No despacho emitido pelo TRE, em decisão monocrática datada do último dia 31, o tribunal considera que a jurisprudência e a legislação em questão “atinam para a possibilidade de recomposição no ano da eleição, observados os limites temporais estabelecidos no inciso VIII do artigo 73” da Lei das Eleições – exatamente o item que veda recomposição salarial que exceda as perdas acumuladas no atual exercício.
Para a Prefeitura, o parecer é conclusivo. Ontem, em entrevista à reportagem, o prefeito Bruno Siqueira (PMDB) se manifestou sobre o assunto. “Vamos propor o maior aumento possível dentro da legislação vigente”, afirmou. O posicionamento de Bruno deixa claro que para a Prefeitura é ponto pacificado que, desde o dia 5 de abril, o Executivo não pode conceder reajustes superior a inflação acumulada no ano. “É pacificado para a Prefeitura, para o Tribunal Regional Eleitoral e para o Tribunal Superior Eleitoral (TSE)”, reforça o procurador-geral do Município, Leonardo Guedes.
Assim, o índice a ser oferecido pela Prefeitura ao funcionalismo deve corresponder ao IPCA acumulado entre janeiro e junho deste ano. Como o índice consolidado nos quatro primeiros meses foi de 3,25%, e as estimativas para as perdas de maio variam entre 0,7% e 0,71%, a proposição de reajuste a ser feita pelo Executivo deve ficar 4% e 5% – considerando para junho um percentual médio da inflação dos primeiros meses do ano.

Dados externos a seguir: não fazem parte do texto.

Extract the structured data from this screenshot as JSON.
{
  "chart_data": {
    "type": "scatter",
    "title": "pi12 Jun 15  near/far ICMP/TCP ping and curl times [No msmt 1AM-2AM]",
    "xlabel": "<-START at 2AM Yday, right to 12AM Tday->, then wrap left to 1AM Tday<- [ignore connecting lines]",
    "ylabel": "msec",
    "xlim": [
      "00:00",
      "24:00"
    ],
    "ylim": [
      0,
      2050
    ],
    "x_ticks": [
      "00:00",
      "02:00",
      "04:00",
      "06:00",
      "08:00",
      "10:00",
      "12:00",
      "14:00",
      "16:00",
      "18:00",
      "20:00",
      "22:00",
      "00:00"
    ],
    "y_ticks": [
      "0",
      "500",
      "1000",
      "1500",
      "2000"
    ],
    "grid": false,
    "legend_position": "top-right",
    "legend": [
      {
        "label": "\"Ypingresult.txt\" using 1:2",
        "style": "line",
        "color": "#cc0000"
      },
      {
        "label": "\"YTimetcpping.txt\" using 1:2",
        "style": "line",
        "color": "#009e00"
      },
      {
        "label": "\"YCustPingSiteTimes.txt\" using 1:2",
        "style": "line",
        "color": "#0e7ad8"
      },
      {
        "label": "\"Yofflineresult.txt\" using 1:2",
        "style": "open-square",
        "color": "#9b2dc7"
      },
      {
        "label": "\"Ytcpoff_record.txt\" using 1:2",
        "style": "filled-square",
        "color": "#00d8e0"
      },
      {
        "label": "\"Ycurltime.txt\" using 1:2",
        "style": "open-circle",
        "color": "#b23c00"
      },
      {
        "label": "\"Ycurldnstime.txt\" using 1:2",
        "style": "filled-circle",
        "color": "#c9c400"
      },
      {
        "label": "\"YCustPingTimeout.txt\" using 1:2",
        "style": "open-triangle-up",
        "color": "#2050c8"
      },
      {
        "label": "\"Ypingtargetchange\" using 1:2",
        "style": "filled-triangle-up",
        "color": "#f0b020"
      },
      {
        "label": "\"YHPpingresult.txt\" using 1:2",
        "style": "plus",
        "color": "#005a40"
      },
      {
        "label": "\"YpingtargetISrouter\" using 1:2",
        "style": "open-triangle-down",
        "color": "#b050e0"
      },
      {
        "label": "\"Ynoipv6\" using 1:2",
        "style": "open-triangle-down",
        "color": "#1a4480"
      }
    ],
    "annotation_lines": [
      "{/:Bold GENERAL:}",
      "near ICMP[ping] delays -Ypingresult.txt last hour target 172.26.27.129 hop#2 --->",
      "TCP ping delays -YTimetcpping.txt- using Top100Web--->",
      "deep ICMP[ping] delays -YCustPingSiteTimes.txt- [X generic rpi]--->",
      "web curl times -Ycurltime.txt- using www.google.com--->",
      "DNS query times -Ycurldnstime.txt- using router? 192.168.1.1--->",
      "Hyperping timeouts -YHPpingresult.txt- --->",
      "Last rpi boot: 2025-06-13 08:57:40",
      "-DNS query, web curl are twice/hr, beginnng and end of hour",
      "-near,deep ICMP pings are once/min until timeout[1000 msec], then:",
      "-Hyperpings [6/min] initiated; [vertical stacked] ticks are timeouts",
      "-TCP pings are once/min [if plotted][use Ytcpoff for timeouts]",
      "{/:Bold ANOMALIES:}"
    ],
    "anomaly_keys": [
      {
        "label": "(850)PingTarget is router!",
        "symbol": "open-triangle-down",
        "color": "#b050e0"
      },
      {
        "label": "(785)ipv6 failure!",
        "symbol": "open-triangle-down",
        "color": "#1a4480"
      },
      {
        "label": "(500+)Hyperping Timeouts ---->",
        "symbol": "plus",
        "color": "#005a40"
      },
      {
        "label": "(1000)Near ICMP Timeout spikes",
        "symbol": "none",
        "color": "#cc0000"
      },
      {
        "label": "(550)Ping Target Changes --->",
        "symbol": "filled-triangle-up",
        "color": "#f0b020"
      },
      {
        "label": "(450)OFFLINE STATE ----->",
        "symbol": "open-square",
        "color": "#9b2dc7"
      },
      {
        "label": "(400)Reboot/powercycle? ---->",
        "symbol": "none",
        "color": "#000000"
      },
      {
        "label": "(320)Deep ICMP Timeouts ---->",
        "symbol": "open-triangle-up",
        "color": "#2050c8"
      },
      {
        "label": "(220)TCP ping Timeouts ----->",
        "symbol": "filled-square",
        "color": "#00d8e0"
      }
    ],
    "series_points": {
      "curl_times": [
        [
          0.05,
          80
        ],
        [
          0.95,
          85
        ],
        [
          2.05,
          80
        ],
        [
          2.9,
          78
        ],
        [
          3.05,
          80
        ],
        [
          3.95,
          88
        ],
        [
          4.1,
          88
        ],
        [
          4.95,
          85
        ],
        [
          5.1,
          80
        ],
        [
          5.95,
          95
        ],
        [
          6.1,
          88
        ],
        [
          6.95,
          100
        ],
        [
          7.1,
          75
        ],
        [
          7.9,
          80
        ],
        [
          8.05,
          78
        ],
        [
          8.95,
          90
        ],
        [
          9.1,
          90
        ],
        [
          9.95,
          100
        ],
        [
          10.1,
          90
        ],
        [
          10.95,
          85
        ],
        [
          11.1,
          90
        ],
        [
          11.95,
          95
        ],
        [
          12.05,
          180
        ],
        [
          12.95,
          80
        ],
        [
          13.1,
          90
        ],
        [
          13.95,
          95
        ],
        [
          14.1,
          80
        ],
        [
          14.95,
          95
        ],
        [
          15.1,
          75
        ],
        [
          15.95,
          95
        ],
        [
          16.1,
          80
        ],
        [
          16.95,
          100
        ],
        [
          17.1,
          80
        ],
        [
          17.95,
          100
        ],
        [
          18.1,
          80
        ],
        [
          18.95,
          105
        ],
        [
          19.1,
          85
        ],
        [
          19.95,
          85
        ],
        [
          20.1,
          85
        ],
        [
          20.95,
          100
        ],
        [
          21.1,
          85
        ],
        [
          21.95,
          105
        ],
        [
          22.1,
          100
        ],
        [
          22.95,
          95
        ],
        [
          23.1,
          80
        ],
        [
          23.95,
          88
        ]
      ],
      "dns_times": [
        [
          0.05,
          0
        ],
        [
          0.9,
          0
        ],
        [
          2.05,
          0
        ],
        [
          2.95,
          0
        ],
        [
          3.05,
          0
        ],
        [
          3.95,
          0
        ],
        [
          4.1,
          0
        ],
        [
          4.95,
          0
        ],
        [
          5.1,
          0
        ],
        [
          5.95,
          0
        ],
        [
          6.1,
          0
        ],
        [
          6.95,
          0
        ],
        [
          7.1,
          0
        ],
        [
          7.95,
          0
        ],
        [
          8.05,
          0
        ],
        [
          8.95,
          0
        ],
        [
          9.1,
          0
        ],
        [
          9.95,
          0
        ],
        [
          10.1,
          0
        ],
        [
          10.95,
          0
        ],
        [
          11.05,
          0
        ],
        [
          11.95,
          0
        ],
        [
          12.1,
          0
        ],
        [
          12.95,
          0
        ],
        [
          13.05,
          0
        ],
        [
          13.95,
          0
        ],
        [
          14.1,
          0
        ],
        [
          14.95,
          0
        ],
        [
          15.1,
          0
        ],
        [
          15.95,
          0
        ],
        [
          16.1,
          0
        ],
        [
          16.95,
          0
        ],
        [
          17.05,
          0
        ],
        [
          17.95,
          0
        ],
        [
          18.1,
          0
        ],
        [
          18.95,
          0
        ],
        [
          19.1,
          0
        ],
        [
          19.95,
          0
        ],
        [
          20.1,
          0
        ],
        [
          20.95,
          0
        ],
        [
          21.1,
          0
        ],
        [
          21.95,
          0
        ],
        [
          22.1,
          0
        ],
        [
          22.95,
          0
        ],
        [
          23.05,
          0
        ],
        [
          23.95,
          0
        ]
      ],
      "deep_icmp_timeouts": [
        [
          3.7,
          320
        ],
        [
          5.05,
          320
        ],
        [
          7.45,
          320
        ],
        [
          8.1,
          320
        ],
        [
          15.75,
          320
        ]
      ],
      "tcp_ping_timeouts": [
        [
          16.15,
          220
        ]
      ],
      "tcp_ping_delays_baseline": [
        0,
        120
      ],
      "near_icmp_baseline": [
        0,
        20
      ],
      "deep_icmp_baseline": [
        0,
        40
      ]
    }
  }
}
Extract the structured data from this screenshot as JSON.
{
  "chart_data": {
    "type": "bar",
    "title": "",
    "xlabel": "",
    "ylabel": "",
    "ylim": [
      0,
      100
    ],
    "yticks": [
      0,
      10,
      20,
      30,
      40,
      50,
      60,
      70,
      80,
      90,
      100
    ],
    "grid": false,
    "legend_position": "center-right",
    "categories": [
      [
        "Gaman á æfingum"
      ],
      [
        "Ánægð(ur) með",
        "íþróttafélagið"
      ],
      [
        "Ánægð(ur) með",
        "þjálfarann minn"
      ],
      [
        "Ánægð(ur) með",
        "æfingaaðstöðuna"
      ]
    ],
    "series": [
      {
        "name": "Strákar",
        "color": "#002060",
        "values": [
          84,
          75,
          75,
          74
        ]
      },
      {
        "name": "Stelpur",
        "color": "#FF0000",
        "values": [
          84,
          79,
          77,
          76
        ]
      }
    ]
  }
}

“Anteriormente, fizemos proposta que contemplava o índice acumulado nos últimos 12 meses, que foram negadas pelos sindicatos. Temos atas que comprovam a recusa. Foram feitas antes de sermos alertados sobre a vedação. Tivemos a informação do novo do TSE. Por isso, fizemos uma consulta ao TRE. Sempre tivemos preocupação com o servidor e reajustamos com base no IPCA nos últimos anos, além de os salários estarem em dia. Por esse respeito, não vamos cometer atos de ilegalidade, sob riscos de nulidade do reajuste”, afirma o prefeito.
Ameaça de greve na quarta
Apesar de a Prefeitura entender que a legislação eleitoral restringe a revisão geral dos servidores às perdas inflacionárias acumuladas de janeiro até a efetiva concessão do reajuste – que precisa ser definida até a primeira semana de julho, já que a Lei de Responsabilidade Fiscal veda aumento da despesa com pessoal nos últimos 180 dias do mandato – alguns dos sindicatos que representam as diversas carreiras do funcionalismo municipal ameaçam convocar uma greve na semana que vem. As entidades têm entendimento distinto do defendido pelo Executivo, com endosso do TRE. Os sindicalistas defendem recomposição que abarque até os 12 meses anteriores a suas datas-bases e afirmam que tal prerrogativa trata-se de um direito constitucional.
Conforme o presidente do Sindicato dos Servidores Públicos Municipais (Sinserpu), Amarildo Romanazzi, o parecer do TRE dá margem a uma dupla interpretação. “A Prefeitura interpretou que não poderia dar o aumento relativo a inflação de 2015/2016. No entanto, durante a reunião, nós fizemos uma pausa com o setor jurídico para avaliar o parecer e entendemos o contrário, que a Prefeitura poderia sim dar o aumento. Eles estão usando o período eleitoral como desculpa para não atender nossa reivindicação.” O presidente disse que se, até a próxima terça-feira, a Administração não mudar o seu posicionamento, os servidores públicos irão deflagrar greve a partir de quarta-feira.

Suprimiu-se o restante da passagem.